Alternatively, you can use the Async library yourself to generate and consume observable values. For example:

// create a dialog instance
var myDialog = new UI.DialogContainer();

// create an observable value that combines field values
var fullNameObservable = Async.observe(() => {
    var fields = myDialog.getComponentsByType(UI.TextField);
    var values = fields.map(f => f.value);
    var name = values.filter(v => !!v).join(" ");
    return name;
});

// initialize the dialog, using the observable value
myDialog.initializeWithContent([
    [
        // two text fields
        UI.TextField.withName("first", "", "First name"),
        UI.TextField.withName("last", "", "Last name"),
    ],
    [
        // combined name label, and OK button
        UI.WideLabel.withText(fullNameObservable),
        UI.Button.withLabel("OK", "close")
    ]
]);
myDialog.display();

Or, expressed as a proper class:

// custom dialog class using an observable property
class MyDialog extends UI.DialogContainer {
    @UI.initializer
    static initializer = UI.DialogContainer.withContent([
        [
            UI.TextField.withName("first", "", "First name"),
            UI.TextField.withName("last", "", "Last name"),
        ],
        [
            UI.WideLabel.withText(UI.bind("fullName")),
            UI.Button.withLabel("OK", "close")
        ]
    ]);

    @Async.observable
    public get fullName() {
        return this.getComponentsByType(UI.TextField)
            .map(f => f.value).filter(v => !!v).join(" ");
    }
}

For more information on how the Typescene Async library works, see typescene-async on GitHub.

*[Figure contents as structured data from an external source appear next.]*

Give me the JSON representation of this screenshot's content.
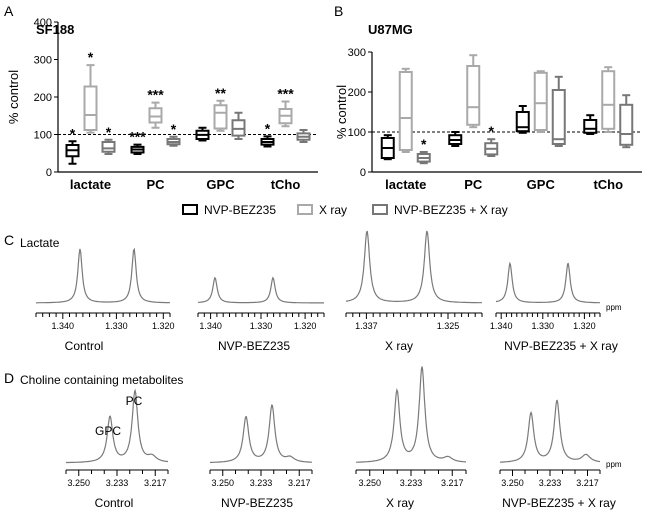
{
  "colors": {
    "nvp": "#000000",
    "xray": "#a9a9a9",
    "combo": "#777777",
    "spectrum": "#7a7a7a"
  },
  "legend": {
    "entries": [
      {
        "name": "NVP-BEZ235",
        "color": "#000000"
      },
      {
        "name": "X ray",
        "color": "#a9a9a9"
      },
      {
        "name": "NVP-BEZ235 + X ray",
        "color": "#777777"
      }
    ]
  },
  "panels": {
    "A": {
      "letter": "A",
      "title": "SF188"
    },
    "B": {
      "letter": "B",
      "title": "U87MG"
    },
    "C": {
      "letter": "C",
      "title": "Lactate"
    },
    "D": {
      "letter": "D",
      "title": "Choline containing metabolites"
    }
  },
  "chart_data": [
    {
      "id": "A",
      "type": "box",
      "title": "SF188",
      "ylabel": "% control",
      "ylim": [
        0,
        400
      ],
      "yticks": [
        0,
        100,
        200,
        300,
        400
      ],
      "reference_line": 100,
      "categories": [
        "lactate",
        "PC",
        "GPC",
        "tCho"
      ],
      "series": [
        {
          "name": "NVP-BEZ235",
          "boxes": [
            {
              "min": 22,
              "q1": 42,
              "median": 58,
              "q3": 72,
              "max": 82,
              "sig": "*"
            },
            {
              "min": 48,
              "q1": 52,
              "median": 60,
              "q3": 67,
              "max": 73,
              "sig": "***"
            },
            {
              "min": 84,
              "q1": 88,
              "median": 99,
              "q3": 110,
              "max": 118,
              "sig": ""
            },
            {
              "min": 68,
              "q1": 73,
              "median": 80,
              "q3": 88,
              "max": 95,
              "sig": "*"
            }
          ]
        },
        {
          "name": "X ray",
          "boxes": [
            {
              "min": 105,
              "q1": 112,
              "median": 152,
              "q3": 228,
              "max": 285,
              "sig": "*"
            },
            {
              "min": 118,
              "q1": 132,
              "median": 148,
              "q3": 170,
              "max": 185,
              "sig": "***"
            },
            {
              "min": 110,
              "q1": 116,
              "median": 158,
              "q3": 178,
              "max": 190,
              "sig": "**"
            },
            {
              "min": 122,
              "q1": 130,
              "median": 150,
              "q3": 168,
              "max": 188,
              "sig": "***"
            }
          ]
        },
        {
          "name": "NVP-BEZ235 + X ray",
          "boxes": [
            {
              "min": 48,
              "q1": 54,
              "median": 63,
              "q3": 80,
              "max": 86,
              "sig": "*"
            },
            {
              "min": 70,
              "q1": 74,
              "median": 80,
              "q3": 88,
              "max": 94,
              "sig": "*"
            },
            {
              "min": 88,
              "q1": 97,
              "median": 115,
              "q3": 138,
              "max": 158,
              "sig": ""
            },
            {
              "min": 80,
              "q1": 86,
              "median": 94,
              "q3": 103,
              "max": 112,
              "sig": ""
            }
          ]
        }
      ]
    },
    {
      "id": "B",
      "type": "box",
      "title": "U87MG",
      "ylabel": "% control",
      "ylim": [
        0,
        300
      ],
      "yticks": [
        0,
        100,
        200,
        300
      ],
      "reference_line": 100,
      "categories": [
        "lactate",
        "PC",
        "GPC",
        "tCho"
      ],
      "series": [
        {
          "name": "NVP-BEZ235",
          "boxes": [
            {
              "min": 32,
              "q1": 35,
              "median": 60,
              "q3": 85,
              "max": 92,
              "sig": ""
            },
            {
              "min": 65,
              "q1": 70,
              "median": 80,
              "q3": 92,
              "max": 100,
              "sig": ""
            },
            {
              "min": 98,
              "q1": 102,
              "median": 112,
              "q3": 150,
              "max": 165,
              "sig": ""
            },
            {
              "min": 95,
              "q1": 98,
              "median": 108,
              "q3": 130,
              "max": 142,
              "sig": ""
            }
          ]
        },
        {
          "name": "X ray",
          "boxes": [
            {
              "min": 50,
              "q1": 55,
              "median": 135,
              "q3": 250,
              "max": 258,
              "sig": ""
            },
            {
              "min": 112,
              "q1": 118,
              "median": 162,
              "q3": 265,
              "max": 292,
              "sig": ""
            },
            {
              "min": 100,
              "q1": 105,
              "median": 172,
              "q3": 248,
              "max": 252,
              "sig": ""
            },
            {
              "min": 100,
              "q1": 108,
              "median": 168,
              "q3": 252,
              "max": 262,
              "sig": ""
            }
          ]
        },
        {
          "name": "NVP-BEZ235 + X ray",
          "boxes": [
            {
              "min": 22,
              "q1": 26,
              "median": 35,
              "q3": 45,
              "max": 50,
              "sig": "*"
            },
            {
              "min": 40,
              "q1": 44,
              "median": 58,
              "q3": 72,
              "max": 82,
              "sig": "*"
            },
            {
              "min": 65,
              "q1": 70,
              "median": 82,
              "q3": 205,
              "max": 238,
              "sig": ""
            },
            {
              "min": 62,
              "q1": 68,
              "median": 95,
              "q3": 168,
              "max": 192,
              "sig": ""
            }
          ]
        }
      ]
    },
    {
      "id": "C",
      "type": "line",
      "title": "Lactate",
      "xunit": "ppm",
      "spectra": [
        {
          "label": "Control",
          "ticklabels": [
            "1.340",
            "1.330",
            "1.320"
          ],
          "peak_heights": [
            0.75,
            0.75
          ]
        },
        {
          "label": "NVP-BEZ235",
          "ticklabels": [
            "1.340",
            "1.330",
            "1.320"
          ],
          "peak_heights": [
            0.35,
            0.35
          ]
        },
        {
          "label": "X ray",
          "ticklabels": [
            "1.337",
            "1.325"
          ],
          "peak_heights": [
            1.0,
            1.0
          ]
        },
        {
          "label": "NVP-BEZ235 + X ray",
          "ticklabels": [
            "1.340",
            "1.330",
            "1.320"
          ],
          "peak_heights": [
            0.55,
            0.55
          ]
        }
      ]
    },
    {
      "id": "D",
      "type": "line",
      "title": "Choline containing metabolites",
      "xunit": "ppm",
      "peak_labels": [
        "GPC",
        "PC"
      ],
      "spectra": [
        {
          "label": "Control",
          "ticklabels": [
            "3.250",
            "3.233",
            "3.217"
          ],
          "peak_heights": [
            0.48,
            0.75
          ]
        },
        {
          "label": "NVP-BEZ235",
          "ticklabels": [
            "3.250",
            "3.233",
            "3.217"
          ],
          "peak_heights": [
            0.48,
            0.6
          ]
        },
        {
          "label": "X ray",
          "ticklabels": [
            "3.250",
            "3.233",
            "3.217"
          ],
          "peak_heights": [
            0.75,
            1.0
          ]
        },
        {
          "label": "NVP-BEZ235 + X ray",
          "ticklabels": [
            "3.250",
            "3.233",
            "3.217"
          ],
          "peak_heights": [
            0.52,
            0.65
          ]
        }
      ]
    }
  ]
}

Much more is possible when combining initializers and asynchronous constructs. For example, an initializer could contain an observable value (result of Async.observe) instead of any component factory. The observable value can then take any value at runtime: a component instance (e.g. depending on the value of some other property), a component class, or another component initializer, with more observables and factories.